The last few minutes of this drama illustrates the use of silence to underscore what’s happened:

5 To indicate internal dialogue or a dream/nightmare

Here you can be spacey, treat the voice to match the background. Here you have license to be impressionistic, to have a sound wash (think of a watercolor background) to have saturated sound or spare sound. I often zoom into what the dream is about. Like a dream about a troubled childhood, might call for a montage of piercing cries, lullabies in minor keys, perhaps a distorted sound from a toy or a something that we know the character is scared of. I like going from real to surreal and back again.

6 Indicate tension

I like to use different pulsing effects. A standard device that works if you are very subtle of course are heart beats. They are so rhythmic. Use them on the cusp of audible. Use a low frequency. An analogue clock can be good, again if subtle and layered and only if appropriate to the space. An ear ringing sound that is not annoying also works especially layered. Add new pieces of sound information, layer as if you are layering clothing and taking it off in changeable weather. That makes the background more immersive.  You ‘ride’, each layer so that one is dominant and then another but there’s no obvious pattern.

  1. Music can be as FX

Think of the comic pratfall in a cartoon – instead of hearing a real duck jumping – you might use a cymbal. Not only used in comedy. David Lynch does this sometimes without making his characters caricatures. 

Percussion instruments can deliver sound that the brain thinks is real. A Tibetan singing bowl for wind, a drum for thunder, cymbals for scrap metal – the performer needs to have a light touch. If you have a mix engineer who has a box of instruments  – do play around.

  1. To cover up actors’ mistakes!

I had to cut out a flower seller character because her Cockney accent was so bad in one audio drama not that long ago. So we used crinkly flower sounds to indicate where our heroine was – i.e. buying flowers in a stand and a bouquet is being made as she waits. We managed also to keep in a grunt and some hmms from the actor we cut out and these noises over the crinkly paper showed that something was happening and the content in the scene was there. 

We also often use effects like a little reverb to cover up last words in a scene that needed to be more dramatic. It expands them and they linger and cover up an actor’s lack of energy or passion! 

9. Anempathetic Sound

A sound bed that is the opposite of real. Like for the sound of someone jumping off a bridge we might choose not have the obvious sound of the body hitting the water but say a daybreak chorus of birds. It can create more drama. It can be very effective. It’s so not what the audience expects. The sound seems indifferent to the tragedy. This is used a lot in horror and ghost dramas. 

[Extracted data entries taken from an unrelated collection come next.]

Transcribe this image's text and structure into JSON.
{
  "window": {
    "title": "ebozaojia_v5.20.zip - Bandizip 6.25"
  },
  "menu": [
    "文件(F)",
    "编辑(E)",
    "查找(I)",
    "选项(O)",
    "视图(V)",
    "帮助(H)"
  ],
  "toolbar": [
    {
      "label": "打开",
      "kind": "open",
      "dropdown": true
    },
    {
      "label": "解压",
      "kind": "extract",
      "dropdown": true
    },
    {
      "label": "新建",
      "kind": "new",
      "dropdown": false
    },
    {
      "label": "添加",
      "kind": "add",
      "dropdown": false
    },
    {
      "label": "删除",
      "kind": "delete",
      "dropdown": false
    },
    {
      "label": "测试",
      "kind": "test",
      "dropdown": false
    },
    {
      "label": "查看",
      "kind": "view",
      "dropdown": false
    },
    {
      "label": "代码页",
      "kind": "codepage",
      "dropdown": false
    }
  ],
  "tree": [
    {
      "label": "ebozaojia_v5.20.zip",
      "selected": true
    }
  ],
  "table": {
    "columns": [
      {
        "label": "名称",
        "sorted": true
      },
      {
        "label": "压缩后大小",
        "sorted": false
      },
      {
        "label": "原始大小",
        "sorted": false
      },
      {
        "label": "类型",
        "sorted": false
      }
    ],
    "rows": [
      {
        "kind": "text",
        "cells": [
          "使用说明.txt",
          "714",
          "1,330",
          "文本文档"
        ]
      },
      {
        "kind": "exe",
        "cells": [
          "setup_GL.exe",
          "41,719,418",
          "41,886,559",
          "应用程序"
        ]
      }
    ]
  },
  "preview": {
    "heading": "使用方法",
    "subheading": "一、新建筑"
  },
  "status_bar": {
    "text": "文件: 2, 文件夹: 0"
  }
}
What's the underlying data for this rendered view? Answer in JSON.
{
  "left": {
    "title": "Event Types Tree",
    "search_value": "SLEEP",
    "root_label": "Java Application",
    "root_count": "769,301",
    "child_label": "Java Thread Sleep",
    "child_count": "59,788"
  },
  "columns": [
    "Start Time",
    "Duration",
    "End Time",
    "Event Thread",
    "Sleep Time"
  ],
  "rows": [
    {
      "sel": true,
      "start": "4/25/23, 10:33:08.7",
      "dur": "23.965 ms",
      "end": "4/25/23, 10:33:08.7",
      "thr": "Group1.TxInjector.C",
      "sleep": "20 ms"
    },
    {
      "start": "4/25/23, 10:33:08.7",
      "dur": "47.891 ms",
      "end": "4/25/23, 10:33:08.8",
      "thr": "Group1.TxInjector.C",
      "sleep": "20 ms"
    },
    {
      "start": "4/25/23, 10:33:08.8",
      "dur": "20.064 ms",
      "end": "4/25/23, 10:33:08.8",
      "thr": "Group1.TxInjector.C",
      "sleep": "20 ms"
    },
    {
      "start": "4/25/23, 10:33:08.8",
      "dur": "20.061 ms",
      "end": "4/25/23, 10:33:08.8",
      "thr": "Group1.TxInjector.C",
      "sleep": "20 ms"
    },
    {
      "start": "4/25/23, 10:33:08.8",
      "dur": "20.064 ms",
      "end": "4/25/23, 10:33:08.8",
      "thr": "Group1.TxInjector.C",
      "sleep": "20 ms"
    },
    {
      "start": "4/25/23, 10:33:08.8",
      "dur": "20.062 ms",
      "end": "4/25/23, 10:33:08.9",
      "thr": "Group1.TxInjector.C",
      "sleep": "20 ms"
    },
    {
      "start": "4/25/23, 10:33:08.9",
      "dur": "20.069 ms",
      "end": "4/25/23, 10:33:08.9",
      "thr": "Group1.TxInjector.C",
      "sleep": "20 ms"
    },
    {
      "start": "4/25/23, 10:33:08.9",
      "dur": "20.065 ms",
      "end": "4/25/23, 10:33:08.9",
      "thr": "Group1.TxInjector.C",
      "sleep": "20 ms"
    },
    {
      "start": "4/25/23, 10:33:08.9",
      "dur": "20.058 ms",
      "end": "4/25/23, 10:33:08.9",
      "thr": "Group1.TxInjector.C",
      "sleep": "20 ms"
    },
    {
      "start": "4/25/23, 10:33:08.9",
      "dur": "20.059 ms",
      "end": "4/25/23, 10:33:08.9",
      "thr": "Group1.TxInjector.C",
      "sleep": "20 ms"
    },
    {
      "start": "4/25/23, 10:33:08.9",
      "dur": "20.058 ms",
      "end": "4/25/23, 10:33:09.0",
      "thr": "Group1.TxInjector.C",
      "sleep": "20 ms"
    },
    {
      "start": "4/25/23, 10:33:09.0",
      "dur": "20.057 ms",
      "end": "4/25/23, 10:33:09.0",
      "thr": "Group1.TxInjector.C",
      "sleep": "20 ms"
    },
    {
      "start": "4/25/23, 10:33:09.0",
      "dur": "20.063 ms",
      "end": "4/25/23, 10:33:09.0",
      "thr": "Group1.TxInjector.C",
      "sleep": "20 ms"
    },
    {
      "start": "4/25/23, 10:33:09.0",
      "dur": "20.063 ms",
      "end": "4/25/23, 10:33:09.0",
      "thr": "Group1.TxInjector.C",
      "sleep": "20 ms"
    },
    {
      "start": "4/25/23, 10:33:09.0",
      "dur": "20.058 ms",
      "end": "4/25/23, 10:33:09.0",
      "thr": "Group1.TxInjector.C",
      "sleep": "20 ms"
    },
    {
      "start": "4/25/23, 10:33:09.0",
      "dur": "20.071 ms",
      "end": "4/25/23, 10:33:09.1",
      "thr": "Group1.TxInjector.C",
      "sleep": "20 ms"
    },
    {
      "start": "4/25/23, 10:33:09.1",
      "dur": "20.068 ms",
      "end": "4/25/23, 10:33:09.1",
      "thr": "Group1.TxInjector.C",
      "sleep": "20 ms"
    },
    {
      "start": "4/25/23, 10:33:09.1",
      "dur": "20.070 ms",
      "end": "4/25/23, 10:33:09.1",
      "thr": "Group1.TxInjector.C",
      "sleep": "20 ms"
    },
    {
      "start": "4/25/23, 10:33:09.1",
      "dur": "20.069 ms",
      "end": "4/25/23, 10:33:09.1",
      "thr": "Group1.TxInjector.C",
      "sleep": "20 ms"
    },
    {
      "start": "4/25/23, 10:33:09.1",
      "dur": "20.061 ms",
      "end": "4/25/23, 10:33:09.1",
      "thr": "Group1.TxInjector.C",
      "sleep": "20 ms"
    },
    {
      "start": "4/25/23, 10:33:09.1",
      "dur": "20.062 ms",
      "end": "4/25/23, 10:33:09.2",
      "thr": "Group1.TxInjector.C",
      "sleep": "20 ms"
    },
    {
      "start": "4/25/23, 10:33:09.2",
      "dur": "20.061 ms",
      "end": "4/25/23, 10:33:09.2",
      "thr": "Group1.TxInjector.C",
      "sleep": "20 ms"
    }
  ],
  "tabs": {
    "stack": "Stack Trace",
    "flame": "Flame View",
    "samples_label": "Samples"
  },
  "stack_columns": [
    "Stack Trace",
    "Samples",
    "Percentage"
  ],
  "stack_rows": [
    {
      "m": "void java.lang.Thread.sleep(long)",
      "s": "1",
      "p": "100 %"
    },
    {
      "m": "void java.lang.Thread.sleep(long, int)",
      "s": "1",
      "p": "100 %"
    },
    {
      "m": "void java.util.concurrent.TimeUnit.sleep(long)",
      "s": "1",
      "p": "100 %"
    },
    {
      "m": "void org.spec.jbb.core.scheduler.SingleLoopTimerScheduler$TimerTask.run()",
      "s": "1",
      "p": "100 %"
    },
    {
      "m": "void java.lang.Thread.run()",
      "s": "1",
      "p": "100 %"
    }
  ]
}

10 Picking the right music at the top of the drama

For the beginning of an update of the popular Ray Bradbury dystopian story ‘The Veldt’, I wanted something eerie that had a touch of the futuristic that would contrast with the domestic scene that it fades into:

https://soundcloud.com/judithkampfner/the-veldt-a-play-for-the-future-based-on-ray-bradburys-famous-short-story-by-mike-walker

Eva Bittova a downtown NY musician is vocalizing in a weirdly haunting way. I have found that if you approach a composer they may have something that works that perhaps hasn’t been published and you can pay them something and credit them as much as possible. Getting the audience hooked in the first minute is crucial. Starting with music rather than coming in hard on speech is always a good thing.Try out lots of music possibilities, even though it takes time.